The location portion was the only part that pressed up against the toolmarks, but it painted a clear picture to him.  The enchantment was created, and then physically separated.  That’s why it directed back to itself, because it was its own target.  He didn’t really understand how it all worked, but it frankly didn’t matter.  If he was right, he could make his own homebond.

“Hello?  Earth to Professor Brown?” 

“Hmm?  Sorry.”  Callum blinked as Gayle’s voice intruded in his concentration and he looked up at her.  “This is fascinating.”  He glanced at his watch and saw that he’d been at it for three hours somehow.  It had been a long time since he’d gotten so involved in something.

“Sure, but unless you know a spatial mage you can’t make a new one.”  Gayle said regretfully.  Callum almost, almost offered to make her one, but curbed himself just in time.  Not only did he not have the resources for that, it would surely out him.  If not as being a spatial mage himself, as knowing one, and there weren’t too many around.

“Mm, no, but the enchants give me an idea.”  She had the terrible telekinesis version of movement anyway.  What she was lacking was a shield, and with mage bubbles he might be able to figure out something that floated on the edge.  He would have loved if the paired enchantment could be used somehow, but if mana or vis could be wirelessly transmitted with ease everyone would be doing so.

“I know we’re cutting things short today, but I think I’ve learned what I could from this and you said it was only for a couple hours.”  He pushed the homebond over toward her.  “I’m going to do some experimenting on my own and hopefully I’ll have something shield-ish ready for next time.”

“Sure!”  Gayle seemed happy enough with that, though he didn’t know whether it was about having an excuse to cut the frustrating struggle with shielding short or the idea of him bringing something for her.  While Gayle was far better with her control of vis, Callum still had the advantage of his spatial talent letting him grasp the geometries of enchantments.  Plus, frankly, more practice at actually working at something.

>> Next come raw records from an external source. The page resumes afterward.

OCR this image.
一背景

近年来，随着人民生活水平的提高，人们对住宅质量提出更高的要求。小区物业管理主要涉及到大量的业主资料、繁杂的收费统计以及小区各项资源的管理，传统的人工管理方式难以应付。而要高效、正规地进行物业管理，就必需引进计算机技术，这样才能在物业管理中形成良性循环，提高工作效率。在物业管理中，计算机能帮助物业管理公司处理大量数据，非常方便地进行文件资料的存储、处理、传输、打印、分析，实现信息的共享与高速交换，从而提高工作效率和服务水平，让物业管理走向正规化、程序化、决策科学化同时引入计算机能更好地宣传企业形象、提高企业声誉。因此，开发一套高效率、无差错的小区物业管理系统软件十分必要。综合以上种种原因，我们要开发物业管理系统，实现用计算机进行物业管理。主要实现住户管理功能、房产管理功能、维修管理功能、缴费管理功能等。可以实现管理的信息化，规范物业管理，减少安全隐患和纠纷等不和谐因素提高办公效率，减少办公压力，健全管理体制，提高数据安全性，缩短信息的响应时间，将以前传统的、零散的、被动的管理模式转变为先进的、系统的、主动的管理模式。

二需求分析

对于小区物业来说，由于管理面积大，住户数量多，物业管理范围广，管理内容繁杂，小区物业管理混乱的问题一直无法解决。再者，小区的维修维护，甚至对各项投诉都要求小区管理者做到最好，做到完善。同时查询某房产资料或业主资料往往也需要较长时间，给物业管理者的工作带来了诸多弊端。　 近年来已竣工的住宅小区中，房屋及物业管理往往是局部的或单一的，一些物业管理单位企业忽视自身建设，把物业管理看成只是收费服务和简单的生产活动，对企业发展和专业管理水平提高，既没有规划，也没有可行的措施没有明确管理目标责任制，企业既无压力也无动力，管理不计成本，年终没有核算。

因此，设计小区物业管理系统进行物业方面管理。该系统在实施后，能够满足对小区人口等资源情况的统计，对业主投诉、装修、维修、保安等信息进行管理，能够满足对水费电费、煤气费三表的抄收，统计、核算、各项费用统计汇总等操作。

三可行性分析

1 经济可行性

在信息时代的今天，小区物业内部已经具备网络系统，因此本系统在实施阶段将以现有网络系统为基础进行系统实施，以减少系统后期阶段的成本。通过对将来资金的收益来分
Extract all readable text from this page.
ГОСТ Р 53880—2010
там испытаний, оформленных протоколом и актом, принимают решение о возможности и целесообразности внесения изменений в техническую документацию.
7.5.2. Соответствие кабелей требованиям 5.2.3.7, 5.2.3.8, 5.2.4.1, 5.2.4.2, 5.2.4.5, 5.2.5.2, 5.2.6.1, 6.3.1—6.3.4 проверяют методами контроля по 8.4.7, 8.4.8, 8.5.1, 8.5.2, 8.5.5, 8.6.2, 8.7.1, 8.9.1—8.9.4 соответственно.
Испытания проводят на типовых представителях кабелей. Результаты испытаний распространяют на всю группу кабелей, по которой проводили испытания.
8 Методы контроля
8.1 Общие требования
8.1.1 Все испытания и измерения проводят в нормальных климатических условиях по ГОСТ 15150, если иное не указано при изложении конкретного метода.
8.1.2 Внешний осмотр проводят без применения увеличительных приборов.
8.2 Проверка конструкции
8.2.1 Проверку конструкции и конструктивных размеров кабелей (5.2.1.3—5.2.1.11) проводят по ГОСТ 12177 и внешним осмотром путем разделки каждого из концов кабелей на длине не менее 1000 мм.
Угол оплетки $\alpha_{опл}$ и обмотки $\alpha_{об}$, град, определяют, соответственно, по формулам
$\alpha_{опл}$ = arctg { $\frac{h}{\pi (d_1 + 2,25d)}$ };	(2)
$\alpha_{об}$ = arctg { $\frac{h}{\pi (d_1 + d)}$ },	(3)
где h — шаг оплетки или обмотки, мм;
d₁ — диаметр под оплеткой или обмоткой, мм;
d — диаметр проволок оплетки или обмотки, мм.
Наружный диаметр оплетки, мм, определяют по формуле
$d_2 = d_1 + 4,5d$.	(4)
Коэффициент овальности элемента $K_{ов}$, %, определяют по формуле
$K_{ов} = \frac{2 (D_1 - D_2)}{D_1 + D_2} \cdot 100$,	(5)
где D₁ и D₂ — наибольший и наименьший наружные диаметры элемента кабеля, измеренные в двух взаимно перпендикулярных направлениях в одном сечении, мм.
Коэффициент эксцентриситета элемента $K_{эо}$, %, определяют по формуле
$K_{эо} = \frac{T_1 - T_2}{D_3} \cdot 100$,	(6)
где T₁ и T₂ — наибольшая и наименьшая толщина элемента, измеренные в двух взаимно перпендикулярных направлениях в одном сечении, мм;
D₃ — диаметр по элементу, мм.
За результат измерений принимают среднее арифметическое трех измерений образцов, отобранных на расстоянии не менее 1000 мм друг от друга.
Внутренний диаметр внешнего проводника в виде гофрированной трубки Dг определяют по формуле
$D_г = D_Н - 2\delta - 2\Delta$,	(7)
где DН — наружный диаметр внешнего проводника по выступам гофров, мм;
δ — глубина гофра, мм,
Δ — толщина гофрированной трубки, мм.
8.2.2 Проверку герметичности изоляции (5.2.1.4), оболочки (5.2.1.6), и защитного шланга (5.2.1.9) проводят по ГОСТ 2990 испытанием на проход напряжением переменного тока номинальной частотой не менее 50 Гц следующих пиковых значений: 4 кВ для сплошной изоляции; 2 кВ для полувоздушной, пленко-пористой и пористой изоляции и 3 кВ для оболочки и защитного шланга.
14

He saved and double-saved the render he’d made of the enchantments, and followed Gayle outside the bookstore.  She went to her car and he went to his bicycle, the two of them heading in opposite directions.  He mused on the fact that both of them were headed off to a place they could teleport elsewhere, though his home was at least in the area.  There was no telling where Gayle was coming from.

Callum disciplined himself enough to keep from teleporting immediately, and instead waited until he was a sufficient distance away in a side alley before beginning to transport himself back to his motorhome.  He had some experimentation to do, and the sooner he could get it done, the better.